Researchers say vaccines could 'substantially reduce' recurrent urine infections



Researchers in Southampton have found vaccines could “substantially reduce” recurrent urinary tract infections (UTIs) and should be considered as an alternative to antibiotics.

A team led by Professor Bhaskar Somani, a consultant urological surgeon at University Hospital Southampton, conducted a comprehensive review of studies involving more than 3,000 patients worldwide with recurrent UTIs.

The findings, published by the journal European Urology Focus, compared the effectiveness of four types of vaccine – two oral and one each in suppository and injection form – with antibiotic therapy and/or placebos.

UTIs are the leading cause of bacterial infection, with half of all women in the UK experiencing at least one in their lifetime and one in 2,000 healthy men developing one each year.

Most are treated with a course of antibiotics, but this is increasingly difficult due to the resistance of organisms but also as antibiotics destroy healthy bacteria in the gastrointestinal and genital tracts.

If a person suffers three of more episodes of UTIs in 12 months or two or more in six months the condition is deemed to be recurrent.

“A global action plan was developed in 2015 in response to growing global antibiotic resistance, with an urgent need to develop new and alternative methods to combat bacterial infection,” said Prof Somani.

“Since UTIs account for a significant proportion of infections that need antibiotic treatment, it is essential to explore alternative therapies to it and vaccination offers an alternative but comprehensive evidence has been lacking.”

The review first looked at studies using oral option Uromune, which had a UTI-free rate for the vaccine group of up to 81 per cent at three months compared to 5.6 per cent for those on antibiotics and up to 78 per cent at 12 months.

The second, oral form UroVaxom, demonstrated a UTI-free rate of up to 87.5 per cent compared with 50 per cent of the placebo group and up to 78.6 per cent for the antibiotic therapy group.

The reported side effects were mild and varied from zero to 13 per cent across studies, while treatment withdrawal or exclusion due to adverse events was reported in only 11 patients.

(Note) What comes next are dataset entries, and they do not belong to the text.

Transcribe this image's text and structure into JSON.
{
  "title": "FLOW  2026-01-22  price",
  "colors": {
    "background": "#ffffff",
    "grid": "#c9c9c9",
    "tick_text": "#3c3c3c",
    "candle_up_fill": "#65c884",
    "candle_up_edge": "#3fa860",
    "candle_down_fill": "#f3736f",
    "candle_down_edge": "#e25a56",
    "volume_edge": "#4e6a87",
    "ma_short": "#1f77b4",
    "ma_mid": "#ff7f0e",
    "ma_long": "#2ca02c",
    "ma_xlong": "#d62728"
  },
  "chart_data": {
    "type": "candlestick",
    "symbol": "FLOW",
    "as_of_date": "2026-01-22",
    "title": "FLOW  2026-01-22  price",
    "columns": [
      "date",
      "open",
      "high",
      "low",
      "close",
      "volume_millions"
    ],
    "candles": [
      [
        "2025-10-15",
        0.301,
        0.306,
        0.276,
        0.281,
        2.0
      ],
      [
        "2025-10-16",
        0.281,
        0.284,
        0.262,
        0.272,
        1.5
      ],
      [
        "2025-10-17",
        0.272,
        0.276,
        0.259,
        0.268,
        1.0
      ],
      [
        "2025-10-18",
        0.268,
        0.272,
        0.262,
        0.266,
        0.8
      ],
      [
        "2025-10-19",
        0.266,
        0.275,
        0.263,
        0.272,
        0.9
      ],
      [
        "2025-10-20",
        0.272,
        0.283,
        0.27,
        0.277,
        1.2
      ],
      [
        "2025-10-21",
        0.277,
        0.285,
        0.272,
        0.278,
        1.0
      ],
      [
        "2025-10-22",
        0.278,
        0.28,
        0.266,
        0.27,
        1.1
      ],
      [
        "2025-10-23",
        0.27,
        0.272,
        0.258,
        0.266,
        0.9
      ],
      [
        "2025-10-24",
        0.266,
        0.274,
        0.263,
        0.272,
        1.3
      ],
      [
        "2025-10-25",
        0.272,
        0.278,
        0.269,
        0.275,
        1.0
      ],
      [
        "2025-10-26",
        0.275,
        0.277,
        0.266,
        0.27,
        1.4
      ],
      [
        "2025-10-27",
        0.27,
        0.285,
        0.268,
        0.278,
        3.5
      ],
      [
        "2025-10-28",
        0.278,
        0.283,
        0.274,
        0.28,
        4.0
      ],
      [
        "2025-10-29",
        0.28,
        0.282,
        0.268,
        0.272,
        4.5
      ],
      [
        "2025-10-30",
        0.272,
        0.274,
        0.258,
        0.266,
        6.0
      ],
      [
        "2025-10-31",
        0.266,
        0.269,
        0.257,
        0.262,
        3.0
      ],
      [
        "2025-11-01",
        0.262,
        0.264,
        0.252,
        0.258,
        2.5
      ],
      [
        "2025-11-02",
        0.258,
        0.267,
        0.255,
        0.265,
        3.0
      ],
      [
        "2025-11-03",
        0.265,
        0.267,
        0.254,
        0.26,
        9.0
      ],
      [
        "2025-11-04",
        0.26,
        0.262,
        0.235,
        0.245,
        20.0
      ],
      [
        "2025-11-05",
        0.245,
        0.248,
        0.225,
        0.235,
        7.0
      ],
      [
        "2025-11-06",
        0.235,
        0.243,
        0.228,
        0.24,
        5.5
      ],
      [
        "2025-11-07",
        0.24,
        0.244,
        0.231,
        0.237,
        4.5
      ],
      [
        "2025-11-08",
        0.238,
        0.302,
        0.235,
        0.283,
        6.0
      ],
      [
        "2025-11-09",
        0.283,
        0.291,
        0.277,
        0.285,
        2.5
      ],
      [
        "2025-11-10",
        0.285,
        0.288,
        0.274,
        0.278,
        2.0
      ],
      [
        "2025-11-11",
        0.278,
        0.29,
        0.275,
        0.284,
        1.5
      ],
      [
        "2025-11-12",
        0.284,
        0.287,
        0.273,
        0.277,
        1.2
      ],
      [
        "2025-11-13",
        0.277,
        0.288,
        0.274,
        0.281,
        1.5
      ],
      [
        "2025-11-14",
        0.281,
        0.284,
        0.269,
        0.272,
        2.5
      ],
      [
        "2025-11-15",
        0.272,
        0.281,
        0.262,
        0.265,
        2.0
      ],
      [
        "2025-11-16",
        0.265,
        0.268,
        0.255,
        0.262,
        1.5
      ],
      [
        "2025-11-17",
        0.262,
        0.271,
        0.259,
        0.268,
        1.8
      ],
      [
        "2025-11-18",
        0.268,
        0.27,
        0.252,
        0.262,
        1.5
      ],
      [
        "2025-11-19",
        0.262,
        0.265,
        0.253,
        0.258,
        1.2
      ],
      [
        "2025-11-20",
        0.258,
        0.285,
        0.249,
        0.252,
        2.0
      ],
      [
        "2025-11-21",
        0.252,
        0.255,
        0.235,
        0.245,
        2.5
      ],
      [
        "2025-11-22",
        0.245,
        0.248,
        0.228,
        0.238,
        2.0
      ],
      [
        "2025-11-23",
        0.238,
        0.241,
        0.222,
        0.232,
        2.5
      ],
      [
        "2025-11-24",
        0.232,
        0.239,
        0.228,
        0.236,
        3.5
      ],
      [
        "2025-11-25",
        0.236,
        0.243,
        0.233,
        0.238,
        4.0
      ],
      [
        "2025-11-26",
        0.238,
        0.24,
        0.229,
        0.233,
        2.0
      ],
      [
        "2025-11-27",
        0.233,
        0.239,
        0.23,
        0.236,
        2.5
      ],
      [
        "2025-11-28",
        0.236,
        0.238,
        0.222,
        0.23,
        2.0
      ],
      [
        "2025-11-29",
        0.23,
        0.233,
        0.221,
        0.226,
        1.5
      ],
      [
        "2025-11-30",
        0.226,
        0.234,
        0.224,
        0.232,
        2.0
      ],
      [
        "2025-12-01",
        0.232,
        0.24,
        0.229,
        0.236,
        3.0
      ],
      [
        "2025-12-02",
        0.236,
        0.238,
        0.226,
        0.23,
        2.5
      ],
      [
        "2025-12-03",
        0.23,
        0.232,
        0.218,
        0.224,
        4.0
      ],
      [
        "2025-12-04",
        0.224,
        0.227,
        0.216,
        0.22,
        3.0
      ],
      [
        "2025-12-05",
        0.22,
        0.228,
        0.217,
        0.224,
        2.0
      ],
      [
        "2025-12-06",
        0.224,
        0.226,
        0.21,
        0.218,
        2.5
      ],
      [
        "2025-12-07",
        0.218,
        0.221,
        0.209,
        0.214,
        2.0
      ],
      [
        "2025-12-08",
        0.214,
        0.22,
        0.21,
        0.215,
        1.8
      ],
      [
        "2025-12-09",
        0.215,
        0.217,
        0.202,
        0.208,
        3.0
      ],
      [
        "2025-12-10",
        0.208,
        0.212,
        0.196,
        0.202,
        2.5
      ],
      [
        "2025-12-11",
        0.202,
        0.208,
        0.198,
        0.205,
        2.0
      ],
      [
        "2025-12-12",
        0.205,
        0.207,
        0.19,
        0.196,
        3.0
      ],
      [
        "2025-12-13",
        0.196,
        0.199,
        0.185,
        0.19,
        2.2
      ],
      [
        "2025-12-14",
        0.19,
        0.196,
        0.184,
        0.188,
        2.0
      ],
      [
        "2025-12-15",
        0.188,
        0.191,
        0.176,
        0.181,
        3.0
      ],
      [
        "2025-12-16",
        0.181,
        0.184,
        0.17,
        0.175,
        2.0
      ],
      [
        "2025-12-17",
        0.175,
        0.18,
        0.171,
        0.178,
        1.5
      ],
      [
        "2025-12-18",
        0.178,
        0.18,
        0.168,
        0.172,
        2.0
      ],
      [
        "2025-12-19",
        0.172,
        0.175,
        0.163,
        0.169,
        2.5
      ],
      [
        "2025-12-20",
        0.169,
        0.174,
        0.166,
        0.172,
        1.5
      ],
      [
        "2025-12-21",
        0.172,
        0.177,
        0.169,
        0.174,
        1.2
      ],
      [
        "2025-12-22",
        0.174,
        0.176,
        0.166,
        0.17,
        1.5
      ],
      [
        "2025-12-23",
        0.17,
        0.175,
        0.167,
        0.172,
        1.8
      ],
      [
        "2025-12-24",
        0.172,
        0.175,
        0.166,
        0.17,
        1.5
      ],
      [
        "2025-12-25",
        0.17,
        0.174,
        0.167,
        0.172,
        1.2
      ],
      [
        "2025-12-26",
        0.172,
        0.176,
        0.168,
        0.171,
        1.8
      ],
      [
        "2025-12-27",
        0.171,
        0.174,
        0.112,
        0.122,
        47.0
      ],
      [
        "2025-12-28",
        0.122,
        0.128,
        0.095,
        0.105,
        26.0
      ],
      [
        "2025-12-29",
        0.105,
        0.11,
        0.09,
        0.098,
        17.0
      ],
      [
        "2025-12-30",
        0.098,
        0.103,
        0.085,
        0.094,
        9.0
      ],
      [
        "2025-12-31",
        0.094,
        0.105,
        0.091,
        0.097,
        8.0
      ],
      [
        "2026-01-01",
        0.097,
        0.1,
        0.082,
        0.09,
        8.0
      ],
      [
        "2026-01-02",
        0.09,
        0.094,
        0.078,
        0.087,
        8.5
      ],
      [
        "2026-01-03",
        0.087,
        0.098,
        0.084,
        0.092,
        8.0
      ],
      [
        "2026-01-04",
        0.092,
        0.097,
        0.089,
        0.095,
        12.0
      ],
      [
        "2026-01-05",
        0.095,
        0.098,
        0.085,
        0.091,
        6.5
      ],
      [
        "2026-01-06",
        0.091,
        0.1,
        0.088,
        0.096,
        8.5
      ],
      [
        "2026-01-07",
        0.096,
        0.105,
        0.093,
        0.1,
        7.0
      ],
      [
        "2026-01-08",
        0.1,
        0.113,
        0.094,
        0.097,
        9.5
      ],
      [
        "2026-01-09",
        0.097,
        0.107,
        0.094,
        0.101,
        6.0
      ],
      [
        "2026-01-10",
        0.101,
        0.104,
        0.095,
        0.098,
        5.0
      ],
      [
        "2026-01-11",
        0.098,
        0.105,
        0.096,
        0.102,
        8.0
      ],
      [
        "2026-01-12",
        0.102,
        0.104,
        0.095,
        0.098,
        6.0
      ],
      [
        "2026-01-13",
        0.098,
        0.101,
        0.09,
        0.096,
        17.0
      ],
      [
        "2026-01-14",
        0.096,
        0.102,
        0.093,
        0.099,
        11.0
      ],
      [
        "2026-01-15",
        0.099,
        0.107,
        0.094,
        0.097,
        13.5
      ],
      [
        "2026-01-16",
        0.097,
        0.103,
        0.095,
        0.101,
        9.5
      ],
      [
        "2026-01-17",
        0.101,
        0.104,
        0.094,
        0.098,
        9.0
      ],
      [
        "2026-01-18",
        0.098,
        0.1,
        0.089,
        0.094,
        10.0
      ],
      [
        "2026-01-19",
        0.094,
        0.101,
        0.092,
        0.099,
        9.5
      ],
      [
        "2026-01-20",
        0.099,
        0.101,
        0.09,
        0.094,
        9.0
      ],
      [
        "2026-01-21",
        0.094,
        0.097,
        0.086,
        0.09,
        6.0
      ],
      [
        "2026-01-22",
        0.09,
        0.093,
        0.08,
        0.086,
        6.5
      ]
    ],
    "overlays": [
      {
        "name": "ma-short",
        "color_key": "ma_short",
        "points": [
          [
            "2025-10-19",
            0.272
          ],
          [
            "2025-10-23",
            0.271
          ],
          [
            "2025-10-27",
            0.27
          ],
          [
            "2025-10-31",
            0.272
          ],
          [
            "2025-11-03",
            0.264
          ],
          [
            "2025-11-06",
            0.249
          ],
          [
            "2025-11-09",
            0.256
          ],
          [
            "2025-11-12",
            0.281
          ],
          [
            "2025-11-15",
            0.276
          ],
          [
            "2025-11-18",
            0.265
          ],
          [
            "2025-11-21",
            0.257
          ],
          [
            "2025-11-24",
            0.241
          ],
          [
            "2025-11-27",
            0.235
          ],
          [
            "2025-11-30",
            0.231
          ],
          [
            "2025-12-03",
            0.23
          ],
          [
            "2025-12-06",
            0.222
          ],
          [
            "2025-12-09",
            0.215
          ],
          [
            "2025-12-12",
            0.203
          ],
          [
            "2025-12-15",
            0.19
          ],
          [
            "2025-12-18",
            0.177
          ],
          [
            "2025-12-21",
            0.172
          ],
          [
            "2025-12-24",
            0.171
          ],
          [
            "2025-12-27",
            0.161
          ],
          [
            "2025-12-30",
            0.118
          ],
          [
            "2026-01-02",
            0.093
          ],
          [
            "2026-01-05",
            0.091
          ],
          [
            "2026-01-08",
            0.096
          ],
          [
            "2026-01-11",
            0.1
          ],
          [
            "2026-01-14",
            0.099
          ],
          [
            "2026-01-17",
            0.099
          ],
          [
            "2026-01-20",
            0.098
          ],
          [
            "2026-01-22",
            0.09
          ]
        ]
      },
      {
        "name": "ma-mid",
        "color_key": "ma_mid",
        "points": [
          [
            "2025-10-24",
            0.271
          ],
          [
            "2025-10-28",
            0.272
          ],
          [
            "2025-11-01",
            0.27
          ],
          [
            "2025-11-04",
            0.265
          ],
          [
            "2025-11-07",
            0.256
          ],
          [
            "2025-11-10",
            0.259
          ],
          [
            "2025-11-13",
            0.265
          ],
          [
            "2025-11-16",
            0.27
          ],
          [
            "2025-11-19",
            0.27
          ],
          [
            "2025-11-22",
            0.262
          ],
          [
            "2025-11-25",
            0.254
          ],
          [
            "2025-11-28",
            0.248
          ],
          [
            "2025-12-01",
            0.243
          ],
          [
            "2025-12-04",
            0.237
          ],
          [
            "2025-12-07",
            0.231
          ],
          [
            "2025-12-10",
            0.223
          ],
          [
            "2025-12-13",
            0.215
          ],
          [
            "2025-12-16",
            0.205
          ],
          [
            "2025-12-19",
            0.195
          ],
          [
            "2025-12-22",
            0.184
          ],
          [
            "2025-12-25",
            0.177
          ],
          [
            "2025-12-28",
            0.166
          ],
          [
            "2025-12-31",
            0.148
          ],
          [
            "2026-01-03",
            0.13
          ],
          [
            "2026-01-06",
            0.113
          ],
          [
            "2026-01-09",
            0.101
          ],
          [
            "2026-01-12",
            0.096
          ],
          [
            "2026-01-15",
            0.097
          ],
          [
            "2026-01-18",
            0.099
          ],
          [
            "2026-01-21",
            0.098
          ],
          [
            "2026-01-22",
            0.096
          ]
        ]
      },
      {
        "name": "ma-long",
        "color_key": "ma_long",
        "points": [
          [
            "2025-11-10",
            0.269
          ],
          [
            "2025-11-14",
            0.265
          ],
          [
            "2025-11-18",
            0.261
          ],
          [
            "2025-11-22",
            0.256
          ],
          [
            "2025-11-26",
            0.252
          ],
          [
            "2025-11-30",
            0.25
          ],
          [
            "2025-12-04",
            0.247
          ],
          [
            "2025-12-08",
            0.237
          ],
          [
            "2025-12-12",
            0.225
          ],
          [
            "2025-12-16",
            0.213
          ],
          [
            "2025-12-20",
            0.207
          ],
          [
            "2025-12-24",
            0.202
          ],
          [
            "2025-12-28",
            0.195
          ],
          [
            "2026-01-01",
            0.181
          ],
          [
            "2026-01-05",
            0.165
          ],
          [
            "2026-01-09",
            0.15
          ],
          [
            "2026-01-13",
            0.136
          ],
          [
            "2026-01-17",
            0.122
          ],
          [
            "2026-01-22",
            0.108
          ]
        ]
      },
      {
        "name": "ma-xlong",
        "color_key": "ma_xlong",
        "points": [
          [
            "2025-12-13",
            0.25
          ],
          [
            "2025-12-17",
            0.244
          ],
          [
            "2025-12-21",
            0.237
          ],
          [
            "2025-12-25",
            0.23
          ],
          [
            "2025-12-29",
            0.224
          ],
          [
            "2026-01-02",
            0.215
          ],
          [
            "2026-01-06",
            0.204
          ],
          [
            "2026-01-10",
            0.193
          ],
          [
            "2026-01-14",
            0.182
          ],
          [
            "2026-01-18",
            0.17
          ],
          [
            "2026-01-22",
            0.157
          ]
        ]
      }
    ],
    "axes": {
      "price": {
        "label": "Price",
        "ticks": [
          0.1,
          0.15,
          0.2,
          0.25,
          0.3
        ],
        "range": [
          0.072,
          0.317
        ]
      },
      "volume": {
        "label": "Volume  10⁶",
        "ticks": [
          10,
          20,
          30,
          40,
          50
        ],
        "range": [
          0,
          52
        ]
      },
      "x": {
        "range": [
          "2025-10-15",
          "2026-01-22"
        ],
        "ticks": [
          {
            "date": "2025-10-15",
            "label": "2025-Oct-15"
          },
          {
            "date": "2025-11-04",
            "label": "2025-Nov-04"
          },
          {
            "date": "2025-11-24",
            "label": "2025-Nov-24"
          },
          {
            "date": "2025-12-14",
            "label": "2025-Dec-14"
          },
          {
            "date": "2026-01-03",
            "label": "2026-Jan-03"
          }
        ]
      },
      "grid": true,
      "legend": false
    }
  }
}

Prof Somani said: “The evidence shows vaccines seem to have a short-term role in the prevention of recurrent UTIs with tolerable side effects.

“This is extremely promising as the results appear to show they substantially reduce the risk of recurrence for up to a year.

“However, due to lack of uniformity of and long-term follow-up, more large randomised controlled trials are needed to provide definitive evidence of the effectiveness of this approach.”